Amy joined The Irish Oak as a bartender after graduating from college, and was soon promoted by Clodagh to manager. The sisters’ parents “left us to our own devices, which was amazing,” says Clodagh, “and it got real, real quick.” Meanwhile, Billy, Jr., eventually branched off on his own, buying The Grafton in Lincoln Square before moving on to open The Gage across from Millennium Park and several other restaurants. (The Grafton closed in 2022, but Billy was no longer an owner.) “As we grew and evolved, so did our restaurant concepts,” Clodagh says. She and Amy sold The Irish Oak in 2009 and signed a lease on a new restaurant downtown, but it fell through.
“We were heartbroken, because then we had to go work for our brother,” she says with a teasing chuckle. “It was very hard to work in the business and not really have a title, when we always were the owners,” Clodagh says. “We weren’t the owners at The Gage, and we were very aware of that and very respectful of that and humble about it. It was just hard, while we were waiting for a spot like The Dearborn to come to fruition…But we couldn’t have opened The Dearborn without the experience that we garnered at The Gage,” given the huge differences in operating a Wrigleyville pub full of Cubs fans and a downtown restaurant frequented by office workers, theatergoers, and tourists.
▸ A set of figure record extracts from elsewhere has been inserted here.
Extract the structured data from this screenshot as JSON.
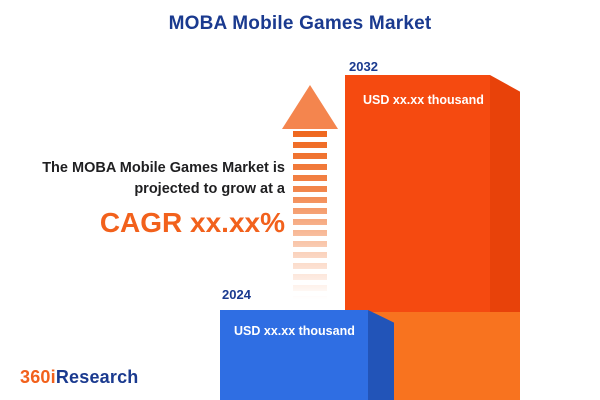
{
  "title": "MOBA Mobile Games Market",
  "annotation": {
    "line1": "The MOBA Mobile Games Market is",
    "line2": "projected to grow at a",
    "cagr": "CAGR xx.xx%"
  },
  "bars": [
    {
      "year": "2024",
      "value": "USD xx.xx thousand",
      "color": "#2f6ee3"
    },
    {
      "year": "2032",
      "value": "USD xx.xx thousand",
      "color": "#f54a10"
    }
  ],
  "logo": {
    "prefix": "360i",
    "suffix": "Research"
  },
  "colors": {
    "navy": "#1a3a8f",
    "accent_orange": "#f2611c",
    "blue_bar_front": "#2f6ee3",
    "blue_bar_side": "#2254b8",
    "orange_bar_front": "#f54a10",
    "orange_bar_side": "#e8420a",
    "orange_bar_base": "#f8731f",
    "arrow": "#ef671e"
  },
  "chart_data": {
    "type": "bar",
    "title": "MOBA Mobile Games Market",
    "categories": [
      "2024",
      "2032"
    ],
    "values": [
      "USD xx.xx thousand",
      "USD xx.xx thousand"
    ],
    "xlabel": "",
    "ylabel": "",
    "legend": false,
    "bar_colors": [
      "#2f6ee3",
      "#f54a10"
    ],
    "annotations": [
      "The MOBA Mobile Games Market is projected to grow at a CAGR xx.xx%"
    ]
  }
}
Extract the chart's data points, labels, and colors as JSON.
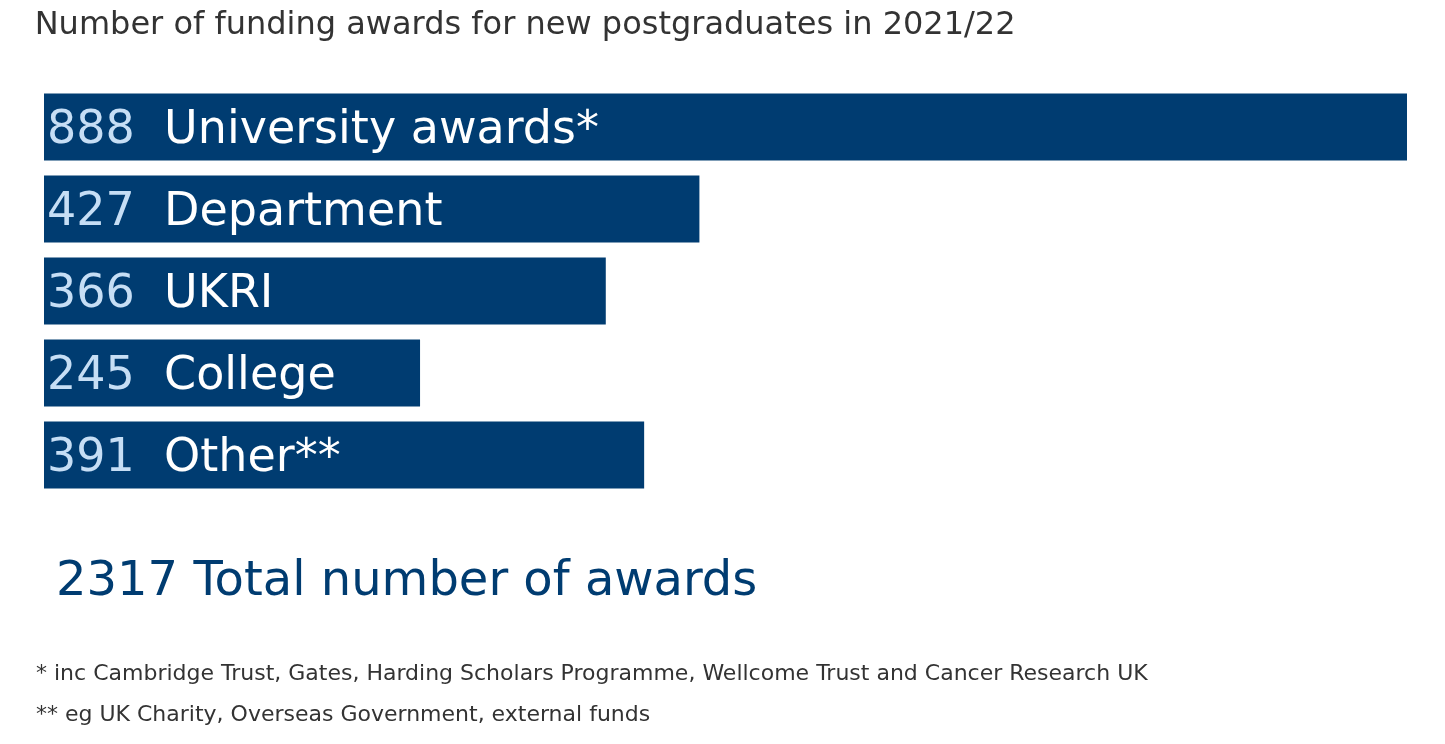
{
  "chart_data": {
    "type": "bar",
    "orientation": "horizontal",
    "title": "Number of funding awards for new postgraduates in 2021/22",
    "categories": [
      "University awards*",
      "Department",
      "UKRI",
      "College",
      "Other**"
    ],
    "values": [
      888,
      427,
      366,
      245,
      391
    ],
    "color": "#003c71",
    "data_labels": true,
    "xlim": [
      0,
      888
    ],
    "tick_labels": false,
    "legend": false,
    "annotations": [
      "2317 Total number of awards",
      "* inc Cambridge Trust, Gates, Harding Scholars Programme, Wellcome Trust and Cancer Research UK",
      "** eg UK Charity, Overseas Government, external funds"
    ]
  }
}
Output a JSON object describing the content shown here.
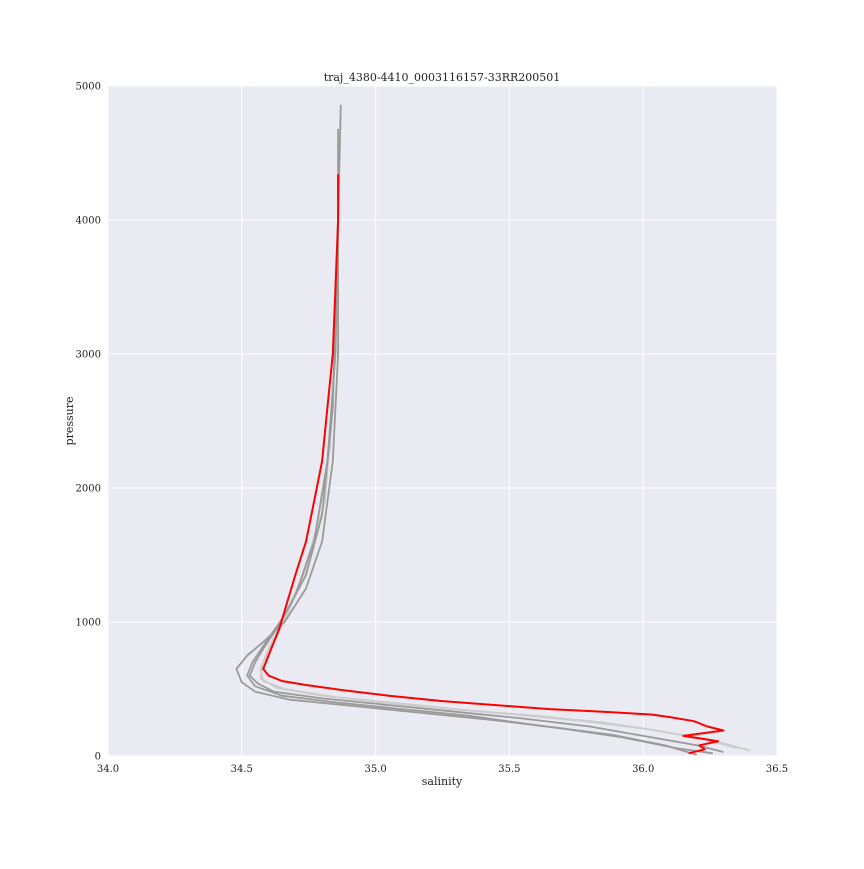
{
  "chart_data": {
    "type": "line",
    "title": "traj_4380-4410_0003116157-33RR200501",
    "xlabel": "salinity",
    "ylabel": "pressure",
    "xlim": [
      34.0,
      36.5
    ],
    "ylim": [
      0,
      5000
    ],
    "xticks": [
      "34.0",
      "34.5",
      "35.0",
      "35.5",
      "36.0",
      "36.5"
    ],
    "yticks": [
      "0",
      "1000",
      "2000",
      "3000",
      "4000",
      "5000"
    ],
    "grid": true,
    "colors": {
      "background": "#eaeaf2",
      "grid": "#ffffff",
      "highlight": "#ff0000",
      "dark_gray": "#9a9a9a",
      "light_gray": "#cccccc"
    },
    "series": [
      {
        "color": "#ff0000",
        "x": [
          36.17,
          36.23,
          36.21,
          36.28,
          36.15,
          36.3,
          36.24,
          36.19,
          36.1,
          36.03,
          35.85,
          35.65,
          35.45,
          35.25,
          35.05,
          34.88,
          34.74,
          34.65,
          34.6,
          34.58,
          34.59,
          34.61,
          34.64,
          34.67,
          34.7,
          34.74,
          34.77,
          34.8,
          34.82,
          34.84,
          34.85,
          34.86,
          34.86
        ],
        "y": [
          20,
          50,
          80,
          110,
          150,
          190,
          220,
          260,
          290,
          310,
          330,
          350,
          380,
          410,
          450,
          490,
          530,
          560,
          600,
          650,
          700,
          800,
          950,
          1150,
          1350,
          1600,
          1900,
          2200,
          2600,
          3000,
          3500,
          4000,
          4340
        ]
      },
      {
        "color": "#9a9a9a",
        "x": [
          36.3,
          36.2,
          36.0,
          35.8,
          35.55,
          35.3,
          35.05,
          34.8,
          34.62,
          34.56,
          34.53,
          34.55,
          34.58,
          34.63,
          34.7,
          34.77,
          34.82,
          34.85,
          34.86,
          34.87
        ],
        "y": [
          30,
          80,
          150,
          220,
          280,
          330,
          380,
          430,
          480,
          540,
          600,
          700,
          800,
          950,
          1200,
          1600,
          2200,
          3000,
          4000,
          4860
        ]
      },
      {
        "color": "#9a9a9a",
        "x": [
          36.26,
          36.12,
          35.92,
          35.68,
          35.43,
          35.18,
          34.93,
          34.68,
          34.55,
          34.5,
          34.48,
          34.52,
          34.58,
          34.66,
          34.74,
          34.8,
          34.84,
          34.86,
          34.86
        ],
        "y": [
          20,
          60,
          140,
          210,
          270,
          320,
          370,
          420,
          480,
          550,
          650,
          750,
          850,
          1000,
          1250,
          1600,
          2200,
          3000,
          4680
        ]
      },
      {
        "color": "#9a9a9a",
        "x": [
          36.2,
          36.08,
          35.88,
          35.6,
          35.35,
          35.1,
          34.85,
          34.65,
          34.55,
          34.52,
          34.54,
          34.59,
          34.66,
          34.74,
          34.8,
          34.84,
          34.86
        ],
        "y": [
          10,
          80,
          160,
          230,
          300,
          350,
          400,
          450,
          520,
          600,
          700,
          850,
          1050,
          1350,
          1800,
          2600,
          4000
        ]
      },
      {
        "color": "#cccccc",
        "x": [
          36.4,
          36.25,
          36.05,
          35.85,
          35.6,
          35.35,
          35.1,
          34.85,
          34.66,
          34.58,
          34.57,
          34.6,
          34.65,
          34.72,
          34.78,
          34.83,
          34.85,
          34.86
        ],
        "y": [
          40,
          120,
          190,
          250,
          300,
          340,
          390,
          440,
          500,
          560,
          650,
          800,
          1000,
          1300,
          1700,
          2300,
          3200,
          4000
        ]
      },
      {
        "color": "#cccccc",
        "x": [
          36.35,
          36.22,
          36.02,
          35.78,
          35.52,
          35.28,
          35.02,
          34.8,
          34.63,
          34.57,
          34.58,
          34.62,
          34.68,
          34.75,
          34.81,
          34.84,
          34.86
        ],
        "y": [
          60,
          130,
          200,
          260,
          310,
          350,
          400,
          450,
          510,
          580,
          700,
          850,
          1100,
          1450,
          1900,
          2600,
          3800
        ]
      }
    ]
  }
}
“I wouldn’t have it any other way,” Clodagh says of working with her family. “We got to be with our family every day for our whole lives up until about two, three years ago,” when her parents moved back to Ireland after more than twenty years in Chicago. “It’s been a huge part of all of our success, how close we are not just work-wise, but outside of work as well,” Amy adds. “My sister couldn’t live without me,” she says with a wink.
The sisters refer to their staff at The Dearborn as a kind of family as well, and their pastry chef Julianna Westgor came from another family business: she had worked at The Gage prior to joining The Dearborn. Executive chef Aaron Cuschieri was a Top Chef contestant in 2013 before coming to The Dearborn, bringing along Gregory Samuels to become general manager. Cuschieri again braved the reality TV gauntlet in 2019, when he Beat Bobby Flay with his fish and chips, which are mainstays on the menu at The Dearborn.
Those and other modern tavern dishes are enough of a draw to fill The Dearborn’s ample, modern dining space even midday in the middle of a week, in a downtown that has yet to recover to pre-pandemic levels of office workers. “We know how lucky we are to have these amazing people working for us,” says Clodagh.
The sisters may soon be hiring more people, with plans to open a second restaurant that they aren’t ready to discuss. “There’s something—we’re waiting for confirmation,” says Clodagh. “Our vision is definitely to keep the momentum going of the great culture that we have at The Dearborn and definitely to open a second spot. We never thought we would say that during COVID—I hated the fact that I was even in the restaurant business. Of course, now I love it, and I couldn’t imagine doing anything else.”